ENGLISH SPYCRAFT PROFESSIONALISMS AS A LINGUISTIC PHENOMENON
DOI:
https://doi.org/10.20535/2410-8286.121575Keywords:
English Spycraft terms, espionage, compounding, affixation, abbreviation, metaphor, metonymyAbstract
The article defines and classifies English Spycraft professionalisms (ESP) as lexical units denoting main espionage concepts. It establishes that, because of inconsistency with the ‘terminology’ requirements (basically, lack of exact definitions, abundance of synonyms, and connotation colourings), these lexical units can be placed only under ‘professionalisms’ category. They include vocabulary with various degrees of formality: from official to very colloquial. The article also provides detailed ESP morphological and semantic analyses.
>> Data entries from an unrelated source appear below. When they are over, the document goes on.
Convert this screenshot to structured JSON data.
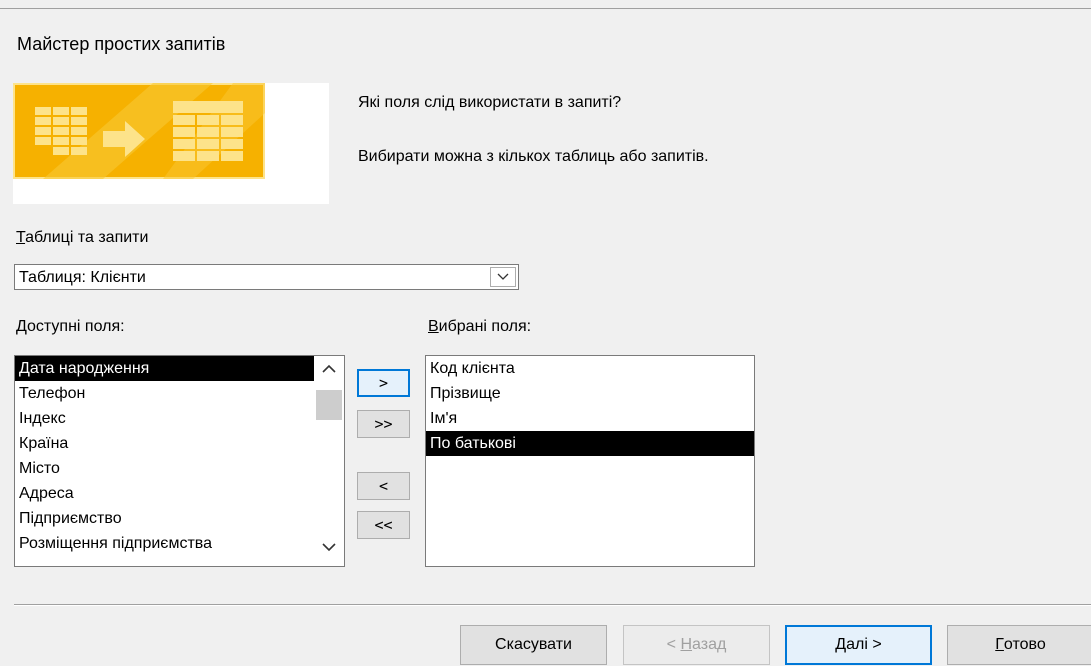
{
  "window": {
    "title": "Майстер простих запитів"
  },
  "prompt": {
    "question": "Які поля слід використати в запиті?",
    "hint": "Вибирати можна з кількох таблиць або запитів."
  },
  "tables": {
    "label_accel": "Т",
    "label_rest": "аблиці та запити",
    "selected": "Таблиця: Клієнти"
  },
  "available_fields": {
    "label_accel": "Д",
    "label_rest": "оступні поля:",
    "items": [
      "Дата народження",
      "Телефон",
      "Індекс",
      "Країна",
      "Місто",
      "Адреса",
      "Підприємство",
      "Розміщення підприємства"
    ],
    "selected_index": 0
  },
  "selected_fields": {
    "label_accel": "В",
    "label_rest": "ибрані поля:",
    "items": [
      "Код клієнта",
      "Прізвище",
      "Ім'я",
      "По батькові"
    ],
    "selected_index": 3
  },
  "move_buttons": {
    "add_one": ">",
    "add_all": ">>",
    "remove_one": "<",
    "remove_all": "<<"
  },
  "footer": {
    "cancel": "Скасувати",
    "back_prefix": "< ",
    "back_accel": "Н",
    "back_rest": "азад",
    "next_accel": "Д",
    "next_rest": "алі >",
    "finish_accel": "Г",
    "finish_rest": "отово"
  },
  "colors": {
    "graphic_orange": "#f6b100",
    "graphic_light": "#fde38a",
    "focus_blue": "#0078d7"
  }
}
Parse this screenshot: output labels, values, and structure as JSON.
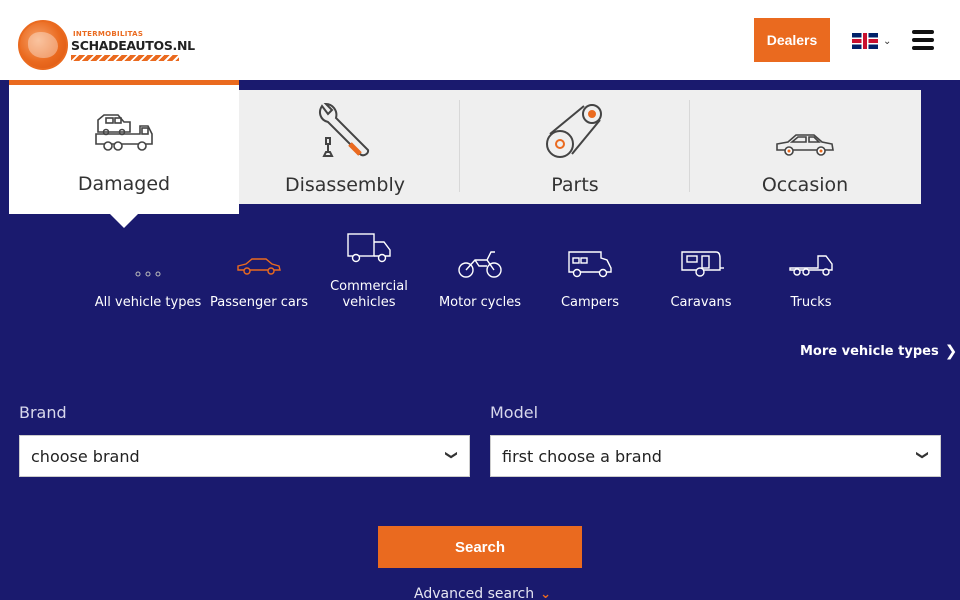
{
  "header": {
    "logo_small": "INTERMOBILITAS",
    "logo_big": "SCHADEAUTOS.NL",
    "dealers_label": "Dealers",
    "language_icon": "uk-flag-icon",
    "menu_icon": "hamburger-icon"
  },
  "categories": [
    {
      "label": "Damaged",
      "icon": "tow-truck-icon",
      "active": true
    },
    {
      "label": "Disassembly",
      "icon": "wrench-icon",
      "active": false
    },
    {
      "label": "Parts",
      "icon": "timing-belt-icon",
      "active": false
    },
    {
      "label": "Occasion",
      "icon": "car-icon",
      "active": false
    }
  ],
  "vehicle_types": [
    {
      "label": "All vehicle types",
      "icon": "dots-icon"
    },
    {
      "label": "Passenger cars",
      "icon": "passenger-car-icon"
    },
    {
      "label": "Commercial vehicles",
      "icon": "van-icon"
    },
    {
      "label": "Motor cycles",
      "icon": "motorcycle-icon"
    },
    {
      "label": "Campers",
      "icon": "camper-icon"
    },
    {
      "label": "Caravans",
      "icon": "caravan-icon"
    },
    {
      "label": "Trucks",
      "icon": "truck-icon"
    }
  ],
  "more_types_label": "More vehicle types",
  "form": {
    "brand_label": "Brand",
    "brand_value": "choose brand",
    "model_label": "Model",
    "model_value": "first choose a brand",
    "search_label": "Search",
    "advanced_label": "Advanced search"
  },
  "colors": {
    "accent": "#ea6a1f",
    "background": "#1a1a6e",
    "tab_background": "#efefef"
  }
}
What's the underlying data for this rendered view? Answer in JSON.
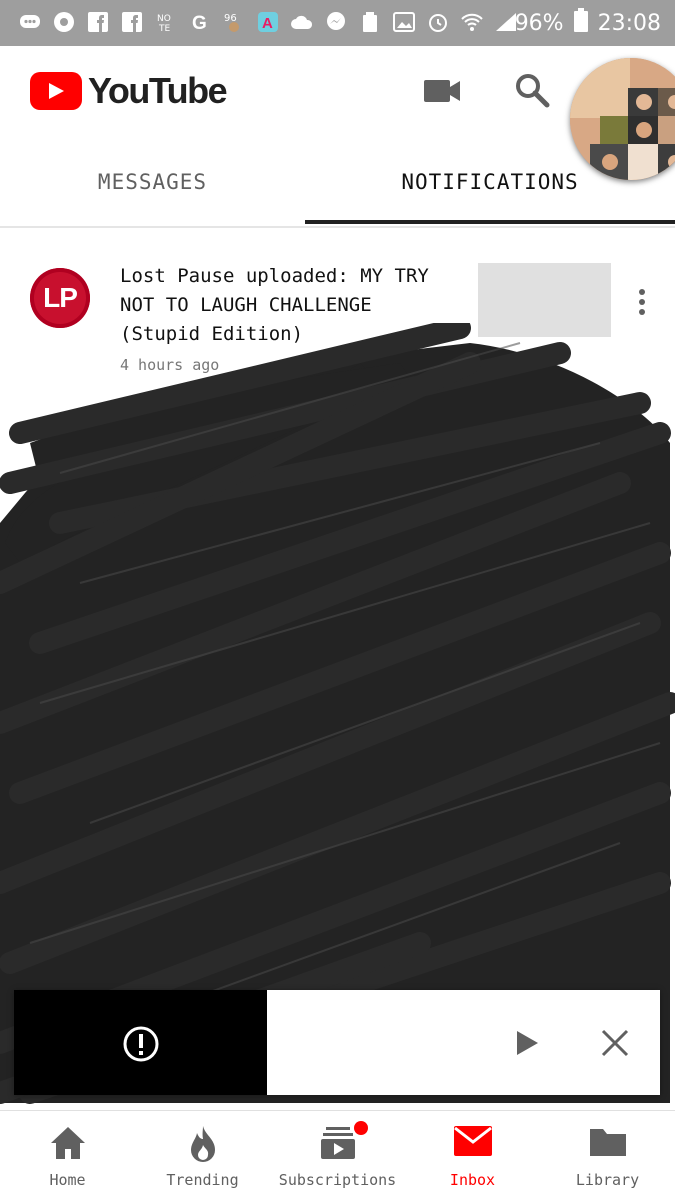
{
  "status_bar": {
    "battery": "96%",
    "time": "23:08",
    "icons": [
      "chat-icon",
      "chrome-icon",
      "facebook-icon",
      "facebook-icon",
      "note-icon",
      "google-icon",
      "notification-icon",
      "app-icon",
      "cloud-icon",
      "messenger-icon",
      "recycle-icon",
      "image-icon",
      "alarm-icon",
      "wifi-icon",
      "signal-icon",
      "battery-icon"
    ]
  },
  "header": {
    "brand": "YouTube",
    "brand_color": "#ff0000",
    "camera_icon": "video-camera-icon",
    "search_icon": "search-icon"
  },
  "tabs": [
    {
      "label": "MESSAGES",
      "active": false
    },
    {
      "label": "NOTIFICATIONS",
      "active": true
    }
  ],
  "notifications": [
    {
      "avatar_text": "LP",
      "text": "Lost Pause uploaded: MY TRY NOT TO LAUGH CHALLENGE (Stupid Edition)",
      "time": "4 hours ago"
    }
  ],
  "snackbar": {
    "icons": [
      "error-icon",
      "play-icon",
      "close-icon"
    ]
  },
  "bottom_nav": [
    {
      "label": "Home",
      "icon": "home-icon",
      "active": false
    },
    {
      "label": "Trending",
      "icon": "flame-icon",
      "active": false
    },
    {
      "label": "Subscriptions",
      "icon": "subscriptions-icon",
      "active": false,
      "badge": true
    },
    {
      "label": "Inbox",
      "icon": "inbox-icon",
      "active": true
    },
    {
      "label": "Library",
      "icon": "folder-icon",
      "active": false
    }
  ],
  "colors": {
    "status_bar": "#9e9e9e",
    "accent": "#ff0000",
    "scribble": "#232323"
  }
}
Morphology demonstrates the three basic groups of ESP building means: compounding (formation of ESP complex phrases with several words of different parts of speech), affixation (using prefixes and suffixes), and abbreviation (shortening of Spycraft words and phrases of different kinds). Semantics finds out metaphor and metonymy as conversion means of ESP formation. The most frequently occurring metaphors across ESP are those of personification, process, container, time, animation and orientation. Metonymy is used among the ESP to figuratively name facts from espionage activity. All the ESP linguistic peculiarities are clearly illustrated by a large number of up-to-date examples derived from various English language open access resources. These examples were carefully singled out and collected as a research vocabulary corpus to be entered into the dictionary being prepared for the publication in the nearest future.